I tried to use dask localcluster, in multiprocess but single thread per process setup, in linux, but failed so far:
from dask.distributed import LocalCluster, Client, progress
def do_work():
while True:
pass
return
if __name__ == '__main__':
cluster = LocalCluster(n_workers=2, processes=True, threads_per_worker=1)
client = Client(cluster)
futures = [client.submit(do_work) for i in range(100)]
progress(futures)
What happens is that dask indeed launches two processes (via spawn_main), but each process has 7 threads. Besides that, the main process itself (which I launched with python -m) has 20 threads. I tried the nthreads=1
kwarg as well and it didn't work either.
OTOH, the dashboard at :8787 shows that I only have one thread per process. What did I miss here?

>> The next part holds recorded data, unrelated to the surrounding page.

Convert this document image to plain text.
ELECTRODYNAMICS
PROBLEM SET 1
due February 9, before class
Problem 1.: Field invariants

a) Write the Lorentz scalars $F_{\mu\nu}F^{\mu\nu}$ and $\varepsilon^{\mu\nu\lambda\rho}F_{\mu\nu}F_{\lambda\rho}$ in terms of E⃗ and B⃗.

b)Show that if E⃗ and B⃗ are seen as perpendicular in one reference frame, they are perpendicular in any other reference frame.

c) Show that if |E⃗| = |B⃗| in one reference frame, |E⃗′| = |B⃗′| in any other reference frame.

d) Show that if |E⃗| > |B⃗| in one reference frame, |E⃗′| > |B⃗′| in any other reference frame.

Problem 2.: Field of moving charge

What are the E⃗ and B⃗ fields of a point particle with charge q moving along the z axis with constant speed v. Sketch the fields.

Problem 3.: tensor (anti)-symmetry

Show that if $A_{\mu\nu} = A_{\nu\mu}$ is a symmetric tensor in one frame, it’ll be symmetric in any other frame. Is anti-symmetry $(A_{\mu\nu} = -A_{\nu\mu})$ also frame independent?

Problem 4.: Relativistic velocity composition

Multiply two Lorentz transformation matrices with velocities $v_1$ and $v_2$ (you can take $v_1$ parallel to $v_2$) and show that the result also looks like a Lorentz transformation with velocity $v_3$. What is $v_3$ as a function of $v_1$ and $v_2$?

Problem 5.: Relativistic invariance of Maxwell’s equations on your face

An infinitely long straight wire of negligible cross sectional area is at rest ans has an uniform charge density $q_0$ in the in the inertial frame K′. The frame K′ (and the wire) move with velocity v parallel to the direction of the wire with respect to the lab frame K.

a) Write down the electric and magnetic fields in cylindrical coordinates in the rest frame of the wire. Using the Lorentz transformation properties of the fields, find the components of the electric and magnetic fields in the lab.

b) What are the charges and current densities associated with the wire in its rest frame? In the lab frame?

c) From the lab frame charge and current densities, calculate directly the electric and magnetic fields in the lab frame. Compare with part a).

CodePudding user response:
When you set number of threads, you normally mean the number of worker threads: that can take up a whole CPU core with useful compute. However there are other threads which take up very little CPU and help keep the process running:
- the server listening to incoming messages (running an asyncio event loop)
- a dashboard per worker
- performance monitoring/profiling
You can get a list of these per worker by doing
client.run(lambda: [str(_) for _ in threading.enumerate()])
As to the main process, it creates threads that specifically listen to the subprocesses, as well as its own profiling, IO loop/comms, etc.